Former Federal Reserve Governor Frederic Mishkin appeared on CNBC's "Squawk on the Street" in June 2026 to discuss the policy expectations for Fed Chairman Kevin Warsh [1].
This analysis comes as investors seek to understand how Warsh will manage the balance between inflation control and economic growth during his tenure. The transition in leadership at the central bank often signals shifts in how the U.S. government handles interest rate adjustments and price stability.
During the broadcast, Mishkin said his perspective on Warsh's likely approach to interest rates and the fight against inflation [1]. The discussion followed the first official meeting under Warsh's leadership, where the Federal Reserve held interest rates steady [2].
Warsh has expressed a firm commitment to the central bank's primary mandate. "We will deliver price stability," Warsh said [2].

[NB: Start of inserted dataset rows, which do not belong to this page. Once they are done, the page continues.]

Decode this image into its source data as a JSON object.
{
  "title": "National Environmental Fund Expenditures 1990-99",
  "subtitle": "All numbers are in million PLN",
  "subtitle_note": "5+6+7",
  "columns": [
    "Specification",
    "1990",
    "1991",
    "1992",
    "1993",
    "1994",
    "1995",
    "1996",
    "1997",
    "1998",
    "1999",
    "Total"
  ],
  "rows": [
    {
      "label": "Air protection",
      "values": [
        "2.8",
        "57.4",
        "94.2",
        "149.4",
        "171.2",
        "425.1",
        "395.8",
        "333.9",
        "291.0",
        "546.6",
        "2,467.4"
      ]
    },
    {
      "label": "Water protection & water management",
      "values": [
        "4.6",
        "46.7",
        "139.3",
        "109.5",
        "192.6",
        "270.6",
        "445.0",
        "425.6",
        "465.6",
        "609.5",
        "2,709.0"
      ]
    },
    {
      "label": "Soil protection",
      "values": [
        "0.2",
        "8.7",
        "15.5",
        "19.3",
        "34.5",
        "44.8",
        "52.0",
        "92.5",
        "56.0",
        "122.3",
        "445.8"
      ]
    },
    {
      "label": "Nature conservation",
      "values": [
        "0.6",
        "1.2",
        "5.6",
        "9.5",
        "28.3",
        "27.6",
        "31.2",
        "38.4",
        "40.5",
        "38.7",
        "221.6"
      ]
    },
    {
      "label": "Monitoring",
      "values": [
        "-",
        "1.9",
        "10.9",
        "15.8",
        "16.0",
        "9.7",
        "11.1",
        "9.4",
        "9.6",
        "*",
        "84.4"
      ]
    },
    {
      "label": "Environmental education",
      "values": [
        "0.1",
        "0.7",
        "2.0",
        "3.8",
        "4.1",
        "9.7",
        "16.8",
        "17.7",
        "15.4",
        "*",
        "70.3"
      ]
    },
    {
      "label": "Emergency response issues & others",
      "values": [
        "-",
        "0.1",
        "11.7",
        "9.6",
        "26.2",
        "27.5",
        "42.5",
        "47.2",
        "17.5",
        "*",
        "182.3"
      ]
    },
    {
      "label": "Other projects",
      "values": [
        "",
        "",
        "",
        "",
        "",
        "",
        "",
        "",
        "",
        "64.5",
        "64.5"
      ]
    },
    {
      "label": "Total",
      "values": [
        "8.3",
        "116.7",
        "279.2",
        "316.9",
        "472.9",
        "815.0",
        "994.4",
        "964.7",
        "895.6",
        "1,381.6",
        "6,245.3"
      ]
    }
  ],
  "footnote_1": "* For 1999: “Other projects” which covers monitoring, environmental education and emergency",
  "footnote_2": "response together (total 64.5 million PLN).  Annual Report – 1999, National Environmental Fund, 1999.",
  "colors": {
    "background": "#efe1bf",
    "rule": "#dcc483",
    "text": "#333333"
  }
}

Mishkin's appearance on the CNBC program aimed to provide clarity for the public and financial markets regarding the new chair's stance [1]. The focus remains on whether the current steady rate will be maintained or if the Fed will pivot based on incoming economic data.
The stability of interest rates during the initial meeting suggests a cautious start for Warsh [2]. Market participants are now monitoring for any signs of a more aggressive or dovish shift in policy as the new leadership settles into the role.
“"We will deliver price stability."”
The decision to hold rates steady during Kevin Warsh's first meeting indicates a desire for continuity and stability during the leadership transition. By emphasizing price stability, Warsh is signaling to the markets that inflation remains a primary concern, which may suggest a willingness to maintain restrictive rates if price pressures persist.